Google search result sorting algorithm-search engine technology

Source: Internet
Author: User
Matt Cutts is a software engineer at Google's quality management department. His job is to grade a website and develop technologies that prevent fake or junk websites from appearing on Google search results.

One of the most frequently asked questions raised by library administrators is: "What kind of results should be at the top of the search list? How should Google choose ?" Now, quality engineer Matt Kaz has introduced the quick start to explain how Google crawls and indexes on the internet and how it grades search results. Matt also gave advice to the school librarians about how to coach students.

Crawling and indexing

Before you browse a webpage that contains Google search results, many things will happen. The first is crawling and indexing on billions of web pages on the world wide web page. This is done by Googlebot, which is responsible for connecting to global network servers to collect files. Crawlers do not actually roam on the internet. Instead, they access the network server and return to a specific webpage. Then, they scan the webpage to create a hyperlink and compile numbers for each webpage. Crawling can collect a large number of files, but these files cannot be directly used for search.

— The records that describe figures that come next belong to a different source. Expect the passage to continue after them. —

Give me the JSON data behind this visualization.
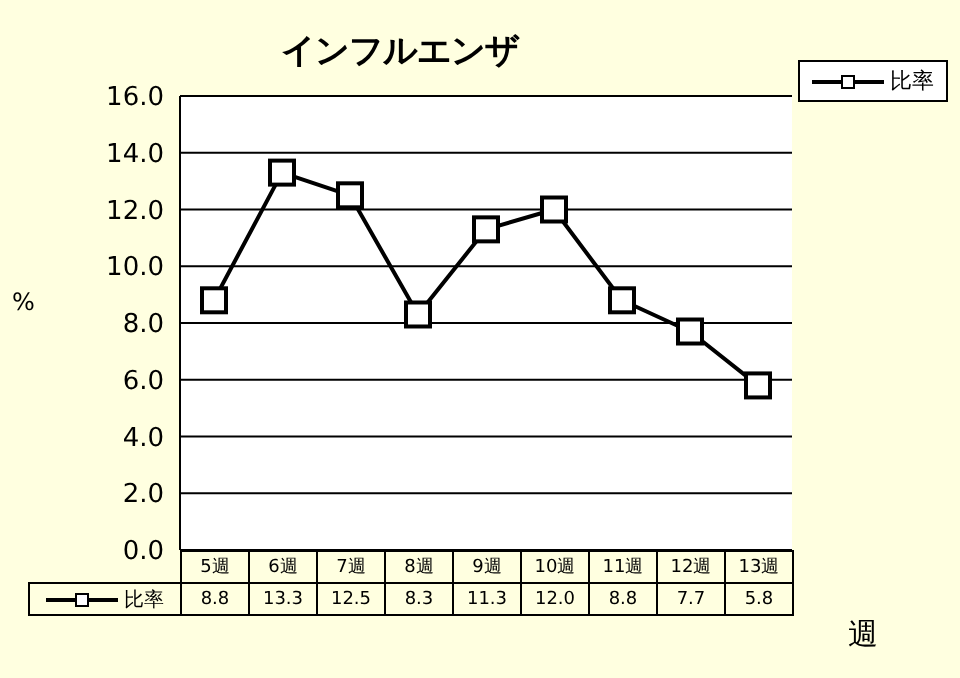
{
  "chart_data": {
    "type": "line",
    "title": "インフルエンザ",
    "ylabel": "%",
    "xlabel": "週",
    "categories": [
      "5週",
      "6週",
      "7週",
      "8週",
      "9週",
      "10週",
      "11週",
      "12週",
      "13週"
    ],
    "series": [
      {
        "name": "比率",
        "color": "#000000",
        "values": [
          8.8,
          13.3,
          12.5,
          8.3,
          11.3,
          12.0,
          8.8,
          7.7,
          5.8
        ],
        "value_labels": [
          "8.8",
          "13.3",
          "12.5",
          "8.3",
          "11.3",
          "12.0",
          "8.8",
          "7.7",
          "5.8"
        ]
      }
    ],
    "ylim": [
      0,
      16
    ],
    "yticks": [
      {
        "value": 0,
        "label": "0.0"
      },
      {
        "value": 2,
        "label": "2.0"
      },
      {
        "value": 4,
        "label": "4.0"
      },
      {
        "value": 6,
        "label": "6.0"
      },
      {
        "value": 8,
        "label": "8.0"
      },
      {
        "value": 10,
        "label": "10.0"
      },
      {
        "value": 12,
        "label": "12.0"
      },
      {
        "value": 14,
        "label": "14.0"
      },
      {
        "value": 16,
        "label": "16.0"
      }
    ],
    "grid": "y",
    "legend": "top right",
    "marker": "square",
    "line_style": "solid"
  }
}
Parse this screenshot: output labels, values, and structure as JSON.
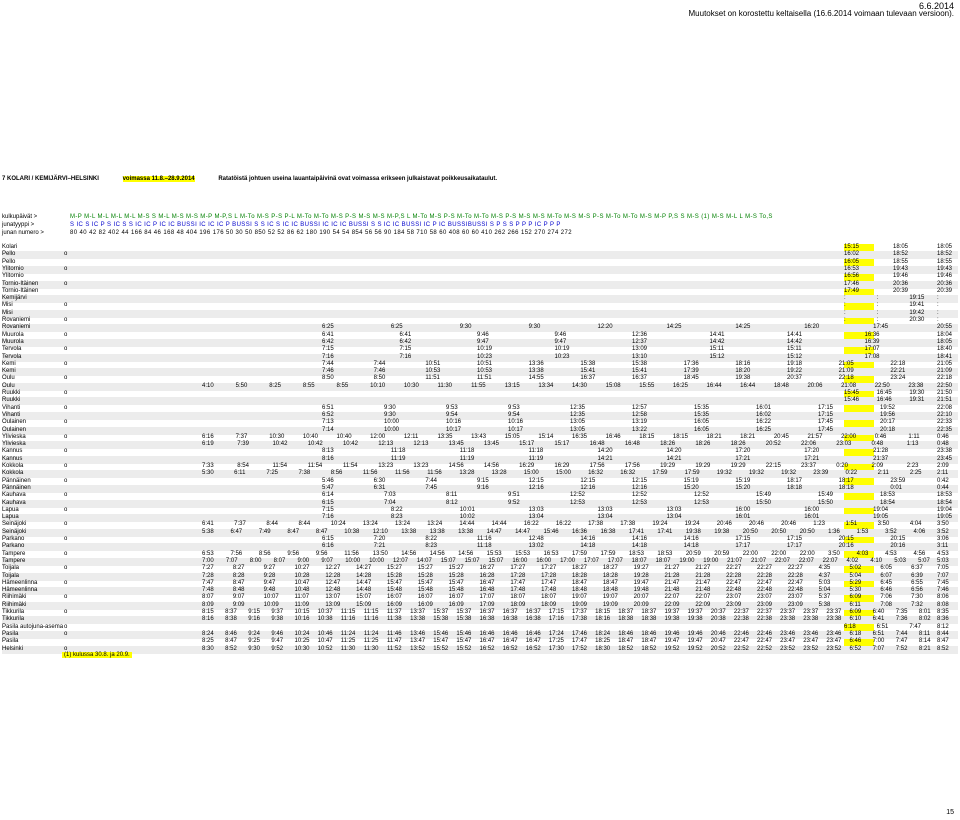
{
  "top": {
    "date": "6.6.2014",
    "note_line1": "Muutokset on korostettu keltaisella (16.6.2014 voimaan tulevaan versioon).",
    "note_line2": ""
  },
  "header": {
    "route": "7 KOLARI / KEMIJÄRVI–HELSINKI",
    "validity": "voimassa 11.8.–28.9.2014",
    "notice": "Ratatöistä johtuen useina lauantaipäivinä ovat voimassa erikseen julkaistavat poikkeusaikataulut."
  },
  "info": {
    "days_label": "kulkupäivät >",
    "types_label": "junatyyppi >",
    "numbers_label": "junan numero >",
    "days": "M-P M-L M-L M-L M-L M-S S M-L M-S M-S M-P M-P,S L M-To M-S P-S P-L M-To M-To M-S P-S M-S M-S M-P,S L M-To M-S P-S M-To M-To M-S P-S M-S M-S M-To M-S M-S P-S M-To M-To M-S M-P P,S S M-S (1) M-S M-L L M-S To,S",
    "types": "S IC S IC P S IC S S IC IC P IC IC BUSSI IC IC IC P BUSSI S S IC S IC IC BUSSI IC IC IC BUSSI S S IC IC BUSSI IC P IC BUSSIBUSSI S P S S P P P IC P P P",
    "numbers": "80 40 42 82 402 44 166 84 46 168 48 404 196 176 50 30 50 850 52 52 86 62 180 190 54 54 854 56 56 90 184 58 710 58 60 408 60 60 410 262 266 152 270 274 272"
  },
  "stations": [
    {
      "name": "Kolari",
      "o": ""
    },
    {
      "name": "Pello",
      "o": "o"
    },
    {
      "name": "Pello",
      "o": ""
    },
    {
      "name": "Ylitornio",
      "o": "o"
    },
    {
      "name": "Ylitornio",
      "o": ""
    },
    {
      "name": "Tornio-Itäinen",
      "o": "o"
    },
    {
      "name": "Tornio-Itäinen",
      "o": ""
    },
    {
      "name": "Kemijärvi",
      "o": ""
    },
    {
      "name": "Misi",
      "o": "o"
    },
    {
      "name": "Misi",
      "o": ""
    },
    {
      "name": "Rovaniemi",
      "o": "o"
    },
    {
      "name": "Rovaniemi",
      "o": ""
    },
    {
      "name": "Muurola",
      "o": "o"
    },
    {
      "name": "Muurola",
      "o": ""
    },
    {
      "name": "Tervola",
      "o": "o"
    },
    {
      "name": "Tervola",
      "o": ""
    },
    {
      "name": "Kemi",
      "o": "o"
    },
    {
      "name": "Kemi",
      "o": ""
    },
    {
      "name": "Oulu",
      "o": "o"
    },
    {
      "name": "Oulu",
      "o": ""
    },
    {
      "name": "Ruukki",
      "o": "o"
    },
    {
      "name": "Ruukki",
      "o": ""
    },
    {
      "name": "Vihanti",
      "o": "o"
    },
    {
      "name": "Vihanti",
      "o": ""
    },
    {
      "name": "Oulainen",
      "o": "o"
    },
    {
      "name": "Oulainen",
      "o": ""
    },
    {
      "name": "Ylivieska",
      "o": "o"
    },
    {
      "name": "Ylivieska",
      "o": ""
    },
    {
      "name": "Kannus",
      "o": "o"
    },
    {
      "name": "Kannus",
      "o": ""
    },
    {
      "name": "Kokkola",
      "o": "o"
    },
    {
      "name": "Kokkola",
      "o": ""
    },
    {
      "name": "Pännäinen",
      "o": "o"
    },
    {
      "name": "Pännäinen",
      "o": ""
    },
    {
      "name": "Kauhava",
      "o": "o"
    },
    {
      "name": "Kauhava",
      "o": ""
    },
    {
      "name": "Lapua",
      "o": "o"
    },
    {
      "name": "Lapua",
      "o": ""
    },
    {
      "name": "Seinäjoki",
      "o": "o"
    },
    {
      "name": "Seinäjoki",
      "o": ""
    },
    {
      "name": "Parkano",
      "o": "o"
    },
    {
      "name": "Parkano",
      "o": ""
    },
    {
      "name": "Tampere",
      "o": "o"
    },
    {
      "name": "Tampere",
      "o": ""
    },
    {
      "name": "Toijala",
      "o": "o"
    },
    {
      "name": "Toijala",
      "o": ""
    },
    {
      "name": "Hämeenlinna",
      "o": "o"
    },
    {
      "name": "Hämeenlinna",
      "o": ""
    },
    {
      "name": "Riihimäki",
      "o": "o"
    },
    {
      "name": "Riihimäki",
      "o": ""
    },
    {
      "name": "Tikkurila",
      "o": "o"
    },
    {
      "name": "Tikkurila",
      "o": ""
    },
    {
      "name": "Pasila autojuna-asema",
      "o": "o"
    },
    {
      "name": "Pasila",
      "o": "o"
    },
    {
      "name": "Pasila",
      "o": ""
    },
    {
      "name": "Helsinki",
      "o": "o"
    }
  ],
  "times": {
    "r0": [
      "15:15",
      "18:05",
      "18:05"
    ],
    "r1": [
      "16:02",
      "18:52",
      "18:52"
    ],
    "r2": [
      "16:05",
      "18:55",
      "18:55"
    ],
    "r3": [
      "16:53",
      "19:43",
      "19:43"
    ],
    "r4": [
      "16:56",
      "19:46",
      "19:46"
    ],
    "r5": [
      "17:46",
      "20:36",
      "20:36"
    ],
    "r6": [
      "17:49",
      "20:39",
      "20:39"
    ],
    "r7": [
      ":",
      ":",
      "19:15",
      ":"
    ],
    "r8": [
      ":",
      ":",
      "19:41",
      ":"
    ],
    "r9": [
      ":",
      ":",
      "19:42",
      ":"
    ],
    "r10": [
      ":",
      ":",
      "20:30",
      ":"
    ],
    "r11": [
      "6:25",
      "6:25",
      "9:30",
      "9:30",
      "12:20",
      "14:25",
      "14:25",
      "16:20",
      "17:45",
      "20:55"
    ],
    "r12": [
      "6:41",
      "6:41",
      "9:46",
      "9:46",
      "12:36",
      "14:41",
      "14:41",
      "16:36",
      "18:04"
    ],
    "r13": [
      "6:42",
      "6:42",
      "9:47",
      "9:47",
      "12:37",
      "14:42",
      "14:42",
      "16:39",
      "18:05"
    ],
    "r14": [
      "7:15",
      "7:15",
      "10:19",
      "10:19",
      "13:09",
      "15:11",
      "15:11",
      "17:07",
      "18:40"
    ],
    "r15": [
      "7:16",
      "7:16",
      "10:23",
      "10:23",
      "13:10",
      "15:12",
      "15:12",
      "17:08",
      "18:41"
    ],
    "r16": [
      "7:44",
      "7:44",
      "10:51",
      "10:51",
      "13:36",
      "15:38",
      "15:38",
      "17:36",
      "18:16",
      "19:18",
      "21:05",
      "22:18",
      "21:05"
    ],
    "r17": [
      "7:46",
      "7:46",
      "10:53",
      "10:53",
      "13:38",
      "15:41",
      "15:41",
      "17:39",
      "18:20",
      "19:22",
      "21:09",
      "22:21",
      "21:09"
    ],
    "r18": [
      "8:50",
      "8:50",
      "11:51",
      "11:51",
      "14:55",
      "16:37",
      "16:37",
      "18:45",
      "19:38",
      "20:37",
      "22:18",
      "23:24",
      "22:18"
    ],
    "r19": [
      "4:10",
      "5:50",
      "8:25",
      "8:55",
      "8:55",
      "10:10",
      "10:30",
      "11:30",
      "11:55",
      "13:15",
      "13:34",
      "14:30",
      "15:08",
      "15:55",
      "16:25",
      "16:44",
      "16:44",
      "18:48",
      "20:06",
      "21:08",
      "22:50",
      "23:38",
      "22:50"
    ],
    "r20": [
      "15:45",
      "16:45",
      "19:30",
      "21:50"
    ],
    "r21": [
      "15:46",
      "16:46",
      "19:31",
      "21:51"
    ],
    "r22": [
      "6:51",
      "9:30",
      "9:53",
      "9:53",
      "12:35",
      "12:57",
      "15:35",
      "16:01",
      "17:15",
      "19:52",
      "22:08"
    ],
    "r23": [
      "6:52",
      "9:30",
      "9:54",
      "9:54",
      "12:35",
      "12:58",
      "15:35",
      "16:02",
      "17:15",
      "19:56",
      "22:10"
    ],
    "r24": [
      "7:13",
      "10:00",
      "10:16",
      "10:16",
      "13:05",
      "13:19",
      "16:05",
      "16:22",
      "17:45",
      "20:17",
      "22:33"
    ],
    "r25": [
      "7:14",
      "10:00",
      "10:17",
      "10:17",
      "13:05",
      "13:22",
      "16:05",
      "16:25",
      "17:45",
      "20:18",
      "22:35"
    ],
    "r26": [
      "6:16",
      "7:37",
      "10:30",
      "10:40",
      "10:40",
      "12:00",
      "12:11",
      "13:35",
      "13:43",
      "15:05",
      "15:14",
      "16:35",
      "16:46",
      "18:15",
      "18:15",
      "18:21",
      "18:21",
      "20:45",
      "21:57",
      "22:00",
      "0:46",
      "1:11",
      "0:46"
    ],
    "r27": [
      "6:19",
      "7:39",
      "10:42",
      "10:42",
      "10:42",
      "12:13",
      "12:13",
      "13:45",
      "13:45",
      "15:17",
      "15:17",
      "16:48",
      "16:48",
      "18:26",
      "18:26",
      "18:26",
      "20:52",
      "22:06",
      "23:03",
      "0:48",
      "1:13",
      "0:48"
    ],
    "r28": [
      "8:13",
      "11:18",
      "11:18",
      "11:18",
      "14:20",
      "14:20",
      "17:20",
      "17:20",
      "21:28",
      "23:38"
    ],
    "r29": [
      "8:16",
      "11:19",
      "11:19",
      "11:19",
      "14:21",
      "14:21",
      "17:21",
      "17:21",
      "21:37",
      "23:45"
    ],
    "r30": [
      "7:33",
      "8:54",
      "11:54",
      "11:54",
      "11:54",
      "13:23",
      "13:23",
      "14:56",
      "14:56",
      "16:29",
      "16:29",
      "17:56",
      "17:56",
      "19:29",
      "19:29",
      "19:29",
      "22:15",
      "23:37",
      "0:20",
      "2:09",
      "2:23",
      "2:09"
    ],
    "r31": [
      "5:30",
      "6:11",
      "7:25",
      "7:38",
      "8:56",
      "11:56",
      "11:56",
      "11:56",
      "13:28",
      "13:28",
      "15:00",
      "15:00",
      "16:32",
      "16:32",
      "17:59",
      "17:59",
      "19:32",
      "19:32",
      "19:32",
      "23:39",
      "0:22",
      "2:11",
      "2:25",
      "2:11"
    ],
    "r32": [
      "5:46",
      "6:30",
      "7:44",
      "9:15",
      "12:15",
      "12:15",
      "12:15",
      "15:19",
      "15:19",
      "18:17",
      "18:17",
      "23:59",
      "0:42"
    ],
    "r33": [
      "5:47",
      "6:31",
      "7:45",
      "9:16",
      "12:16",
      "12:16",
      "12:16",
      "15:20",
      "15:20",
      "18:18",
      "18:18",
      "0:01",
      "0:44"
    ],
    "r34": [
      "6:14",
      "7:03",
      "8:11",
      "9:51",
      "12:52",
      "12:52",
      "12:52",
      "15:49",
      "15:49",
      "18:53",
      "18:53"
    ],
    "r35": [
      "6:15",
      "7:04",
      "8:12",
      "9:52",
      "12:53",
      "12:53",
      "12:53",
      "15:50",
      "15:50",
      "18:54",
      "18:54"
    ],
    "r36": [
      "7:15",
      "8:22",
      "10:01",
      "13:03",
      "13:03",
      "13:03",
      "16:00",
      "16:00",
      "19:04",
      "19:04"
    ],
    "r37": [
      "7:16",
      "8:23",
      "10:02",
      "13:04",
      "13:04",
      "13:04",
      "16:01",
      "16:01",
      "19:05",
      "19:05"
    ],
    "r38": [
      "6:41",
      "7:37",
      "8:44",
      "8:44",
      "10:24",
      "13:24",
      "13:24",
      "13:24",
      "14:44",
      "14:44",
      "16:22",
      "16:22",
      "17:38",
      "17:38",
      "19:24",
      "19:24",
      "20:46",
      "20:46",
      "20:46",
      "1:23",
      "1:51",
      "3:50",
      "4:04",
      "3:50"
    ],
    "r39": [
      "5:38",
      "6:47",
      "7:49",
      "8:47",
      "8:47",
      "10:38",
      "12:10",
      "13:38",
      "13:38",
      "13:38",
      "14:47",
      "14:47",
      "15:46",
      "16:36",
      "16:38",
      "17:41",
      "17:41",
      "19:38",
      "19:38",
      "20:50",
      "20:50",
      "20:50",
      "1:36",
      "1:53",
      "3:52",
      "4:06",
      "3:52"
    ],
    "r40": [
      "6:15",
      "7:20",
      "8:22",
      "11:16",
      "12:48",
      "14:16",
      "14:16",
      "14:16",
      "17:15",
      "17:15",
      "20:15",
      "20:15",
      "3:06"
    ],
    "r41": [
      "6:16",
      "7:21",
      "8:23",
      "11:18",
      "13:02",
      "14:18",
      "14:18",
      "14:18",
      "17:17",
      "17:17",
      "20:16",
      "20:16",
      "3:11"
    ],
    "r42": [
      "6:53",
      "7:56",
      "8:56",
      "9:56",
      "9:56",
      "11:56",
      "13:50",
      "14:56",
      "14:56",
      "14:56",
      "15:53",
      "15:53",
      "16:53",
      "17:59",
      "17:59",
      "18:53",
      "18:53",
      "20:59",
      "20:59",
      "22:00",
      "22:00",
      "22:00",
      "3:50",
      "4:03",
      "4:53",
      "4:56",
      "4:53"
    ],
    "r43": [
      "7:00",
      "7:07",
      "8:00",
      "8:07",
      "9:00",
      "9:07",
      "10:00",
      "10:00",
      "12:07",
      "14:07",
      "15:07",
      "15:07",
      "15:07",
      "16:00",
      "16:00",
      "17:00",
      "17:07",
      "17:07",
      "18:07",
      "18:07",
      "19:00",
      "19:00",
      "21:07",
      "21:07",
      "22:07",
      "22:07",
      "22:07",
      "4:02",
      "4:10",
      "5:03",
      "5:07",
      "5:03"
    ],
    "r44": [
      "7:27",
      "8:27",
      "9:27",
      "10:27",
      "12:27",
      "14:27",
      "15:27",
      "15:27",
      "15:27",
      "16:27",
      "17:27",
      "17:27",
      "18:27",
      "18:27",
      "19:27",
      "21:27",
      "21:27",
      "22:27",
      "22:27",
      "22:27",
      "4:35",
      "5:02",
      "6:05",
      "6:37",
      "7:05"
    ],
    "r45": [
      "7:28",
      "8:28",
      "9:28",
      "10:28",
      "12:28",
      "14:28",
      "15:28",
      "15:28",
      "15:28",
      "16:28",
      "17:28",
      "17:28",
      "18:28",
      "18:28",
      "19:28",
      "21:28",
      "21:28",
      "22:28",
      "22:28",
      "22:28",
      "4:37",
      "5:04",
      "6:07",
      "6:39",
      "7:07"
    ],
    "r46": [
      "7:47",
      "8:47",
      "9:47",
      "10:47",
      "12:47",
      "14:47",
      "15:47",
      "15:47",
      "15:47",
      "16:47",
      "17:47",
      "17:47",
      "18:47",
      "18:47",
      "19:47",
      "21:47",
      "21:47",
      "22:47",
      "22:47",
      "22:47",
      "5:03",
      "5:29",
      "6:45",
      "6:55",
      "7:45"
    ],
    "r47": [
      "7:48",
      "8:48",
      "9:48",
      "10:48",
      "12:48",
      "14:48",
      "15:48",
      "15:48",
      "15:48",
      "16:48",
      "17:48",
      "17:48",
      "18:48",
      "18:48",
      "19:48",
      "21:48",
      "21:48",
      "22:48",
      "22:48",
      "22:48",
      "5:04",
      "5:30",
      "6:46",
      "6:56",
      "7:46"
    ],
    "r48": [
      "8:07",
      "9:07",
      "10:07",
      "11:07",
      "13:07",
      "15:07",
      "16:07",
      "16:07",
      "16:07",
      "17:07",
      "18:07",
      "18:07",
      "19:07",
      "19:07",
      "20:07",
      "22:07",
      "22:07",
      "23:07",
      "23:07",
      "23:07",
      "5:37",
      "6:09",
      "7:06",
      "7:30",
      "8:06"
    ],
    "r49": [
      "8:09",
      "9:09",
      "10:09",
      "11:09",
      "13:09",
      "15:09",
      "16:09",
      "16:09",
      "16:09",
      "17:09",
      "18:09",
      "18:09",
      "19:09",
      "19:09",
      "20:09",
      "22:09",
      "22:09",
      "23:09",
      "23:09",
      "23:09",
      "5:38",
      "6:11",
      "7:08",
      "7:32",
      "8:08"
    ],
    "r50": [
      "8:15",
      "8:37",
      "9:15",
      "9:37",
      "10:15",
      "10:37",
      "11:15",
      "11:15",
      "11:37",
      "13:37",
      "15:37",
      "15:37",
      "16:37",
      "16:37",
      "16:37",
      "17:15",
      "17:37",
      "18:15",
      "18:37",
      "18:37",
      "19:37",
      "19:37",
      "20:37",
      "22:37",
      "22:37",
      "23:37",
      "23:37",
      "23:37",
      "6:09",
      "6:40",
      "7:35",
      "8:01",
      "8:35"
    ],
    "r51": [
      "8:16",
      "8:38",
      "9:16",
      "9:38",
      "10:16",
      "10:38",
      "11:16",
      "11:16",
      "11:38",
      "13:38",
      "15:38",
      "15:38",
      "16:38",
      "16:38",
      "16:38",
      "17:16",
      "17:38",
      "18:16",
      "18:38",
      "18:38",
      "19:38",
      "19:38",
      "20:38",
      "22:38",
      "22:38",
      "23:38",
      "23:38",
      "23:38",
      "6:10",
      "6:41",
      "7:36",
      "8:02",
      "8:36"
    ],
    "r52": [
      "6:18",
      "6:51",
      "7:47",
      "8:12"
    ],
    "r53": [
      "8:24",
      "8:46",
      "9:24",
      "9:46",
      "10:24",
      "10:46",
      "11:24",
      "11:24",
      "11:46",
      "13:46",
      "15:46",
      "15:46",
      "16:46",
      "16:46",
      "16:46",
      "17:24",
      "17:46",
      "18:24",
      "18:46",
      "18:46",
      "19:46",
      "19:46",
      "20:46",
      "22:46",
      "22:46",
      "23:46",
      "23:46",
      "23:46",
      "6:18",
      "6:51",
      "7:44",
      "8:11",
      "8:44"
    ],
    "r54": [
      "8:25",
      "8:47",
      "9:25",
      "9:47",
      "10:25",
      "10:47",
      "11:25",
      "11:25",
      "11:47",
      "13:47",
      "15:47",
      "15:47",
      "16:47",
      "16:47",
      "16:47",
      "17:25",
      "17:47",
      "18:25",
      "18:47",
      "18:47",
      "19:47",
      "19:47",
      "20:47",
      "22:47",
      "22:47",
      "23:47",
      "23:47",
      "23:47",
      "6:46",
      "7:00",
      "7:47",
      "8:14",
      "8:47"
    ],
    "r55": [
      "8:30",
      "8:52",
      "9:30",
      "9:52",
      "10:30",
      "10:52",
      "11:30",
      "11:30",
      "11:52",
      "13:52",
      "15:52",
      "15:52",
      "16:52",
      "16:52",
      "16:52",
      "17:30",
      "17:52",
      "18:30",
      "18:52",
      "18:52",
      "19:52",
      "19:52",
      "20:52",
      "22:52",
      "22:52",
      "23:52",
      "23:52",
      "23:52",
      "6:52",
      "7:07",
      "7:52",
      "8:21",
      "8:52"
    ]
  },
  "footnote": "(1) kulussa 30.8. ja 20.9.",
  "page_number": "15",
  "colors": {
    "highlight": "#ffff00",
    "green": "#008000",
    "blue": "#0000cc"
  }
}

If there is no index, Google servers will have to read the content of each file every time you search for content such as "civil war" (civil war. Therefore, the second step is to create an index, which requires "conversion" to crawl the obtained data. To avoid scanning every word in each file, you need to write some articles on the data to display all the files that contain a specific word. For example, assume that the word "civil" appears on files numbered 3, 8, 22, 56, 68, and 92, the word "war" appears on files numbered 2, 8, 15, 22, 68, and 77.

Once an index is created, files are graded and their relevance is determined. For example, if a person searches by Google and enters "civil war", two things are required to present and evaluate the search results: one is to search for a webpage containing a user's question; second, the location of the matching webpage is scheduled based on relevance. Google has developed an interesting technology to accelerate the first step: instead of storing all indexes on one computer, it uses hundreds of computers to do this. Because tasks are assigned to many computers, the query results are faster.

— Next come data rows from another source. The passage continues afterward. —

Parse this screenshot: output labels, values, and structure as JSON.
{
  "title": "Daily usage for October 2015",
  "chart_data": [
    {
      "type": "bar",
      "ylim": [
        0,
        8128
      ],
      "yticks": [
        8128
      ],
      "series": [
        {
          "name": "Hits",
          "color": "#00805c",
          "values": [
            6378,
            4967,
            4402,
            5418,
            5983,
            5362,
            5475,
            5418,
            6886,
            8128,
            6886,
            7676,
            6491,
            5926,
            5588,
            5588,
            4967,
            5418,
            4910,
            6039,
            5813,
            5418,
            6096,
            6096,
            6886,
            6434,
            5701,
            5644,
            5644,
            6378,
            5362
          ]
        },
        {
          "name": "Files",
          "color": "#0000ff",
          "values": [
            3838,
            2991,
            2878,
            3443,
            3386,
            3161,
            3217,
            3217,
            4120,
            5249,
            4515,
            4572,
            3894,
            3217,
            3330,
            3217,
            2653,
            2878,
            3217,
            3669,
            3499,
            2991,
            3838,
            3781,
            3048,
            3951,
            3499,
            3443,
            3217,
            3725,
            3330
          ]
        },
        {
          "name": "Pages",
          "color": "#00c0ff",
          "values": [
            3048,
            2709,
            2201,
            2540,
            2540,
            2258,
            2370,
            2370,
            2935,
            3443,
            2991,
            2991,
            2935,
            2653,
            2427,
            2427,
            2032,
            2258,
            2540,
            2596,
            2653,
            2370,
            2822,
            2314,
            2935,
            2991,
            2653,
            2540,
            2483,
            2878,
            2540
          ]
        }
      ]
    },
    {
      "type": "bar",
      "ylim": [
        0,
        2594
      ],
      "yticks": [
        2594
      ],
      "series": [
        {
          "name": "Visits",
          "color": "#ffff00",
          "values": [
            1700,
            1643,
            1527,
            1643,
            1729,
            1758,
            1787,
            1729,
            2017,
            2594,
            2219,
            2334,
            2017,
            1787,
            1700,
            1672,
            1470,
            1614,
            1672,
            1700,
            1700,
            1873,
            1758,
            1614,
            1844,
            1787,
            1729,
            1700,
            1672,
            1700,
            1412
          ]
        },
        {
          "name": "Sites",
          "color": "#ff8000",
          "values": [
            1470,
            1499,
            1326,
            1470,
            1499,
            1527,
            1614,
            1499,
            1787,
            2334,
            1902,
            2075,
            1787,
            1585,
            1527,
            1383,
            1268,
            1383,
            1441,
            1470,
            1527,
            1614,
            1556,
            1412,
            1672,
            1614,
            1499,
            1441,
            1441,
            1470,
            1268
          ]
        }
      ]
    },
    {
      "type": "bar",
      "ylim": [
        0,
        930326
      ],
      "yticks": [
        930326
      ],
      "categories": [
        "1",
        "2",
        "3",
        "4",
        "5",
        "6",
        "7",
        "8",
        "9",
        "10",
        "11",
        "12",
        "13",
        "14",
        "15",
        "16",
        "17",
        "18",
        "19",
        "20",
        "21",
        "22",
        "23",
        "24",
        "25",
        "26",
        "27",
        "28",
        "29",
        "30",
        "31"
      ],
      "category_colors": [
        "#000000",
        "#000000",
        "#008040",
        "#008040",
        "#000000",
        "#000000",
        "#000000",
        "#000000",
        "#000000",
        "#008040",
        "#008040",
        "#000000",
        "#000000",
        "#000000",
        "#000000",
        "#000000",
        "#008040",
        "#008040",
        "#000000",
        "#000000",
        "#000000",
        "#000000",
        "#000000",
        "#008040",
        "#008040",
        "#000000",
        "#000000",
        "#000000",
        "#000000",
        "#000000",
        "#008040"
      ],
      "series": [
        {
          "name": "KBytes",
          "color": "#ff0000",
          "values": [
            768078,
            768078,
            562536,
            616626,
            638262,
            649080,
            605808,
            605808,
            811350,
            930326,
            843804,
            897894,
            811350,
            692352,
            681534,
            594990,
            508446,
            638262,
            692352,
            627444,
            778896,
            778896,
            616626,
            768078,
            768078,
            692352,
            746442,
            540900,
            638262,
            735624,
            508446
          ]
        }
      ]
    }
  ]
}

To describe this process more vividly, you can imagine the indexing of the next 30-page thick book. If a person searches for several pages in an index, it takes at least a few seconds for each search. But what if you allocate each page of the index to different people? Thirty people search for different parts of the index separately, which is much faster than one person alone. Similarly, Google distributes data to various computers so that files can be searched more quickly.

Contact Us

The content source of this page is from Internet, which doesn't represent Alibaba Cloud's opinion; products and services mentioned on that page don't have any relationship with Alibaba Cloud. If the content of the page makes you feel confusing, please write us an email, we will handle the problem within 5 days after receiving your email.

If you find any instances of plagiarism from the community, please send an email to: info-contact@alibabacloud.com and provide relevant evidence. A staff member will contact you within 5 working days.

A Free Trial That Lets You Build Big!

Start building with 50+ products and up to 12 months usage for Elastic Compute Service

  • Sales Support

    1 on 1 presale consultation

  • After-Sales Support

    24/7 Technical Support 6 Free Tickets per Quarter Faster Response

  • Alibaba Cloud offers highly flexible support services tailored to meet your exact needs.